Last year, a Central Leading Group for Internet Security and Informatisation was created to monitor the Internet and in July this year, the National People’s Congress, China’s legislative body, published the draft of the first internet security law, under which law enforcement agencies will be authorised to ban access to the Internet during times of social unrest and will have the legal powers to obtain whatever information they require from telecom providers.
A year ago, when several well-known bloggers were convicted on various charges, including ‘picking quarrels and provoking trouble’, others became silent; that is to ‘kill a few chickens to scare the monkeys’, in Maoist parlance.
One of the ‘chickens’ is human rights lawyer, Pu Zhiqiang, who was detained in May 2014 while attending a private seminar to commemorate the 25th anniversary of the Tiananmen crackdown. He was charged of writing microblog commentaries critical to the Party.
In November, in an article in the People’s Daily, Huang Kunming, the Party’s deputy propaganda chief, use the word ‘battlefield’ to describe the ideological struggle facing the Communist regime over internet security. He spoke of “strengthening the building of the online battlefield of thoughts and culture”.
Internet security has become an increasingly important priority for a nervous Communist Party over the past two years.

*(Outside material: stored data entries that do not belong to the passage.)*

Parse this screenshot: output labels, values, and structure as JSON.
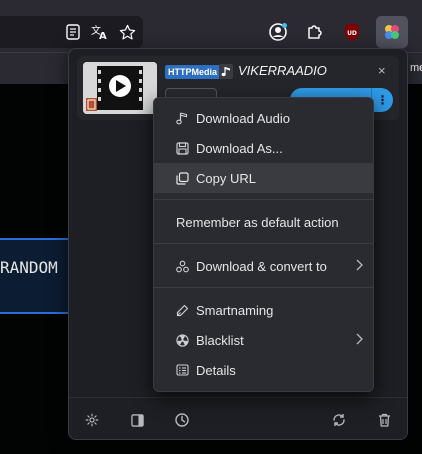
{
  "browser": {
    "bookmarks_bar_edge_text": "me",
    "page_text": "RANDOM",
    "extension_badge_text": "UD"
  },
  "popup": {
    "media": {
      "badge": "HTTPMedia",
      "title": "VIKERRAADIO",
      "close_label": "×",
      "more_label": "⋮"
    },
    "menu": {
      "items": [
        {
          "label": "Download Audio",
          "icon": "music-note-icon"
        },
        {
          "label": "Download As...",
          "icon": "save-icon"
        },
        {
          "label": "Copy URL",
          "icon": "copy-icon"
        },
        {
          "label": "Remember as default action"
        },
        {
          "label": "Download & convert to",
          "icon": "convert-icon",
          "submenu": true
        },
        {
          "label": "Smartnaming",
          "icon": "pen-icon"
        },
        {
          "label": "Blacklist",
          "icon": "radiation-icon",
          "submenu": true
        },
        {
          "label": "Details",
          "icon": "details-icon"
        }
      ]
    },
    "footer": {
      "buttons": [
        "gear-icon",
        "sidebar-icon",
        "clock-icon",
        "refresh-icon",
        "trash-icon"
      ]
    }
  },
  "colors": {
    "accent": "#2f9be8",
    "badge": "#2e6fc0",
    "menu_bg": "#2a2b30",
    "popup_bg": "#1e1f24"
  }
}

To give another example of the regime’s uneasiness, on October 21, the Party published new Disciplinary Regulations; it included a new violation item which referred to officials who make improper comments about, or criticize the Party's decisions.
The People's Forum, a subsidiary under The People's Daily, explained the regulation: Party members are still allowed to have individual opinions which can be different from the Party's position, but they have to express them through proper channels. The new regulation is to prevent officials from making improper comments or criticizing the Party Central's key decisions in a public forum.
Internet security may have become an increasingly important priority for the Communist Party, but the free world does need to follow Beijing’s lead or China’s law and lose its freedom in the process.